When the Large Hadron Collider (LHC) started up a decade ago, on 10 September 2008, those of us who had been involved in designing and building the machine were extremely happy. I was in the CERN control centre that day, as was my predecessor, Romeo Perin, who first led the study for the LHC magnet design. Also present was Carlo Rubbia, without whose vision and battling spirit we would not have the LHC today, along with other former CERN Directors-General: Herwig Schopper, under whom initial discussions and workshops took place; Christopher Llewellyn-Smith, who got the LHC approved and secured international collaboration; Luciano Maiani, who took the decision to close LEP to make way for the LHC; and Robert Aymar, who saw the LHC to first beam.

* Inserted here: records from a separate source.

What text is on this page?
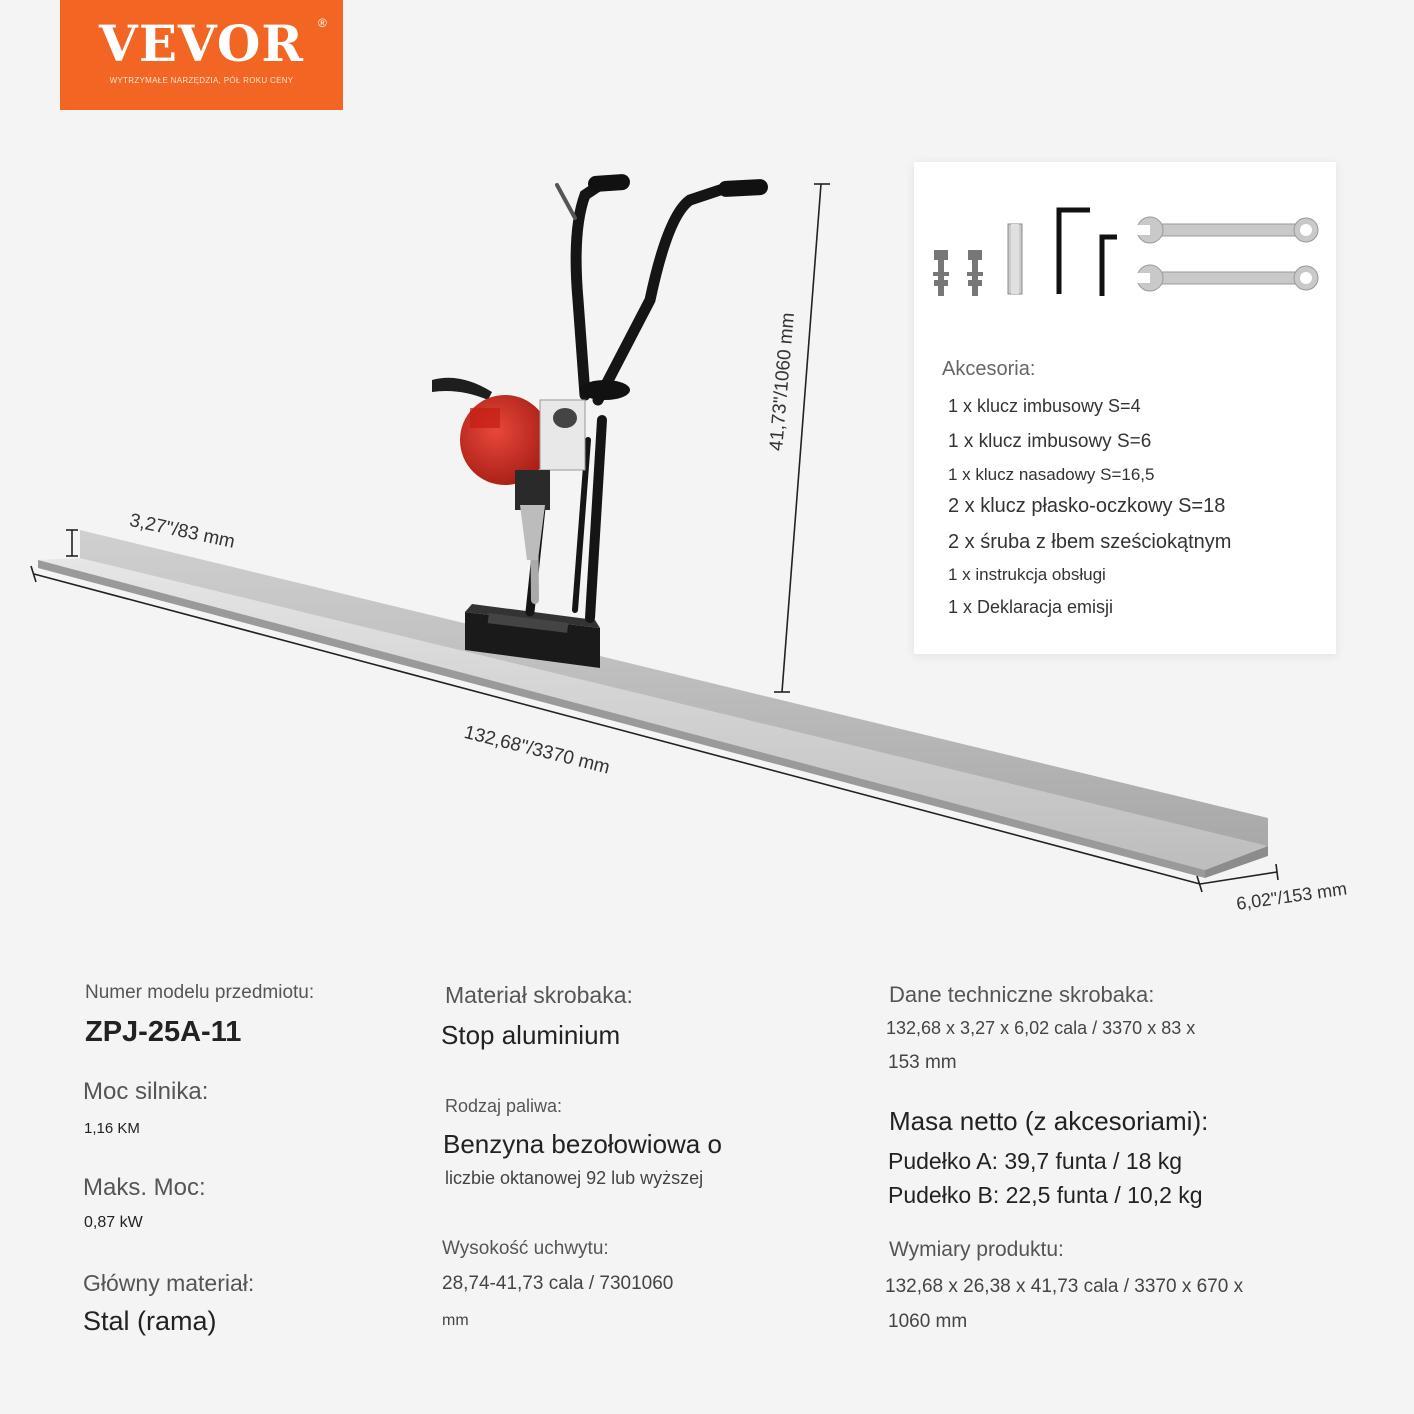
VEVOR	®
WYTRZYMAŁE NARZĘDZIA, PÓŁ ROKU CENY
3,27"/83 mm
41,73"/1060 mm
132,68"/3370 mm
6,02"/153 mm
Akcesoria:
1 x klucz imbusowy S=4
1 x klucz imbusowy S=6
1 x klucz nasadowy S=16,5
2 x klucz płasko-oczkowy S=18
2 x śruba z łbem sześciokątnym
1 x instrukcja obsługi
1 x Deklaracja emisji
Numer modelu przedmiotu:
ZPJ-25A-11
Moc silnika:
1,16 KM
Maks. Moc:
0,87 kW
Główny materiał:
Stal (rama)
Materiał skrobaka:
Stop aluminium
Rodzaj paliwa:
Benzyna bezołowiowa o
liczbie oktanowej 92 lub wyższej
Wysokość uchwytu:
28,74-41,73 cala / 7301060
mm
Dane techniczne skrobaka:
132,68 x 3,27 x 6,02 cala / 3370 x 83 x
153 mm
Masa netto (z akcesoriami):
Pudełko A: 39,7 funta / 18 kg
Pudełko B: 22,5 funta / 10,2 kg
Wymiary produktu:
132,68 x 26,38 x 41,73 cala / 3370 x 670 x
1060 mm
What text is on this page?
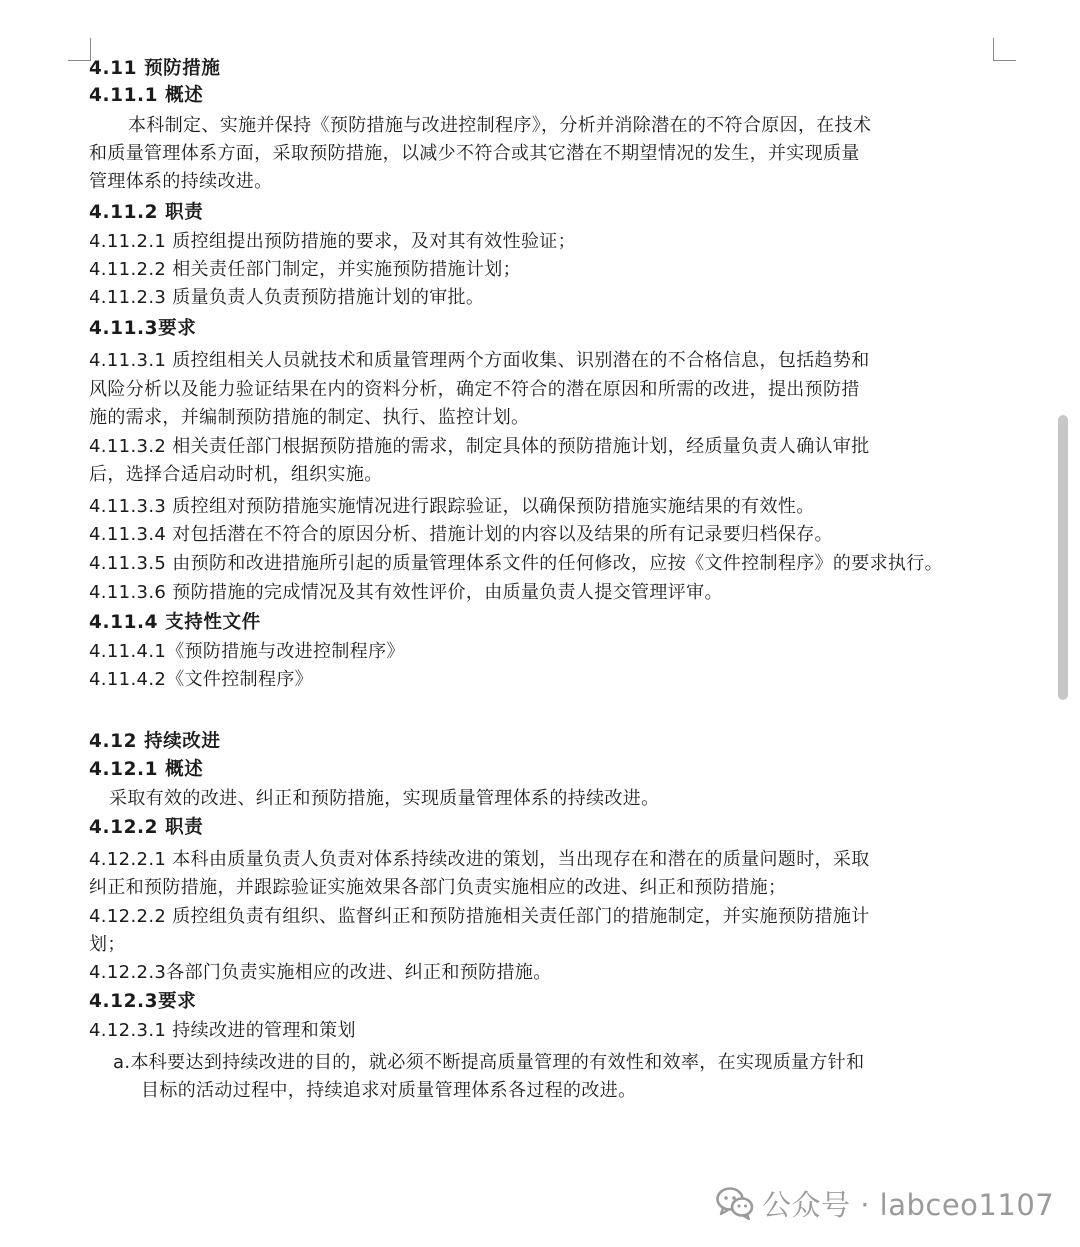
4.11 预防措施
4.11.1 概述
本科制定、实施并保持《预防措施与改进控制程序》，分析并消除潜在的不符合原因，在技术
和质量管理体系方面，采取预防措施，以减少不符合或其它潜在不期望情况的发生，并实现质量
管理体系的持续改进。
4.11.2 职责
4.11.2.1 质控组提出预防措施的要求，及对其有效性验证；
4.11.2.2 相关责任部门制定，并实施预防措施计划；
4.11.2.3 质量负责人负责预防措施计划的审批。
4.11.3要求
4.11.3.1 质控组相关人员就技术和质量管理两个方面收集、识别潜在的不合格信息，包括趋势和
风险分析以及能力验证结果在内的资料分析，确定不符合的潜在原因和所需的改进，提出预防措
施的需求，并编制预防措施的制定、执行、监控计划。
4.11.3.2 相关责任部门根据预防措施的需求，制定具体的预防措施计划，经质量负责人确认审批
后，选择合适启动时机，组织实施。
4.11.3.3 质控组对预防措施实施情况进行跟踪验证，以确保预防措施实施结果的有效性。
4.11.3.4 对包括潜在不符合的原因分析、措施计划的内容以及结果的所有记录要归档保存。
4.11.3.5 由预防和改进措施所引起的质量管理体系文件的任何修改，应按《文件控制程序》的要求执行。
4.11.3.6 预防措施的完成情况及其有效性评价，由质量负责人提交管理评审。
4.11.4 支持性文件
4.11.4.1《预防措施与改进控制程序》
4.11.4.2《文件控制程序》
4.12 持续改进
4.12.1 概述
采取有效的改进、纠正和预防措施，实现质量管理体系的持续改进。
4.12.2 职责
4.12.2.1 本科由质量负责人负责对体系持续改进的策划，当出现存在和潜在的质量问题时，采取
纠正和预防措施，并跟踪验证实施效果各部门负责实施相应的改进、纠正和预防措施；
4.12.2.2 质控组负责有组织、监督纠正和预防措施相关责任部门的措施制定，并实施预防措施计
划；
4.12.2.3各部门负责实施相应的改进、纠正和预防措施。
4.12.3要求
4.12.3.1 持续改进的管理和策划
a.本科要达到持续改进的目的，就必须不断提高质量管理的有效性和效率，在实现质量方针和
目标的活动过程中，持续追求对质量管理体系各过程的改进。
公众号 · labceo1107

That more than 300 journalists were present made it even more remarkable. CERN opened up to the world as it never did before and news of the event reached more than a billion people (see “The day the world switched on to particle physics“). But for many of us, our heads were already in the future, thinking about what was then simply called the LHC upgrade.

The first paper proposing a luminosity upgrade of the LHC was written in 1994 – the year the LHC was approved – and was inspired by Giorgio Brianti, who led the LHC design effort until the baton passed to Lyn Evans in 1993. He envisaged the benefits from a future superconductor, made of niobium tin rather than the niobium-titanium used in the LHC dipoles, to increase the luminosity of the LHC. Later, I proposed that INFN carry out research on this conductor and I have worked on the high-luminosity LHC (HL-LHC) ever since.

Lucio Rossi

From a technical point of view, the LHC was a turning point in collider design, demanding a vast quantity of superconducting magnets with unprecedented field strengths. The past 10 years has also taught us that the machine is very well designed indeed (thanks Lyn!). The LHC works so well, in fact, that it’s easy for operators to forget that it is a superconducting machine. I realised immediately when those first protons made their way around the ring that the LHC is, as we say in Italian, “bionic”: it can do things beyond our expectations.

But we also learned, nine days later, when the breakdown of an electrical interconnect led to significant damage to one section of the machine, that the LHC is very fragile. This we will never forget: we have to be careful and we have to be humble, as a machine of this scale and complexity can stop working at any moment. The incident on 19 September happened in an interconnect between two magnets; it was not a technical difficulty but one of the LHC’s innumerable complex interfaces that tricked us. Bad as it was, we could repair it in a reasonable time period. Had we made a technical mistake concerning the superconductor itself, or the basic magnet design, it would have been a potential show-stopper.

The LHC is so complicated that it’s impossible not to make mistakes. What’s important is that we learn from them. Not only did we learn how to repair and to react very fast, we also learned how to work cooperatively. It was a healthy sociological exercise for CERN, where, like in any large organisation, it is easy for people, divisions and departments to insulate themselves from others. After the incident, the spirit of collaboration has clearly been stronger.

This is definitely the case for the HL-LHC, where we are working not only on how to produce higher luminosity, but also on how to make it the most effective for the LHC experiments. In addition, and in contrast to the LHC, which was first approved and then sought partnership, HL-LHC has been a partnership with other institutions since the very beginning. It is another good lesson, and one that paves the way for a future supercollider beyond the LHC.

We are now exactly halfway through the HL-LHC programme, which was set up as a design study in 2010, approved with full budget in 2016, and will start operating in 2026. Now we have to complete the second half of the journey to generate a luminous future for our young colleagues. I will be long retired when the HL-LHC switches on, but I expect that, when it does, the CERN control centre will once again be a scene of celebration.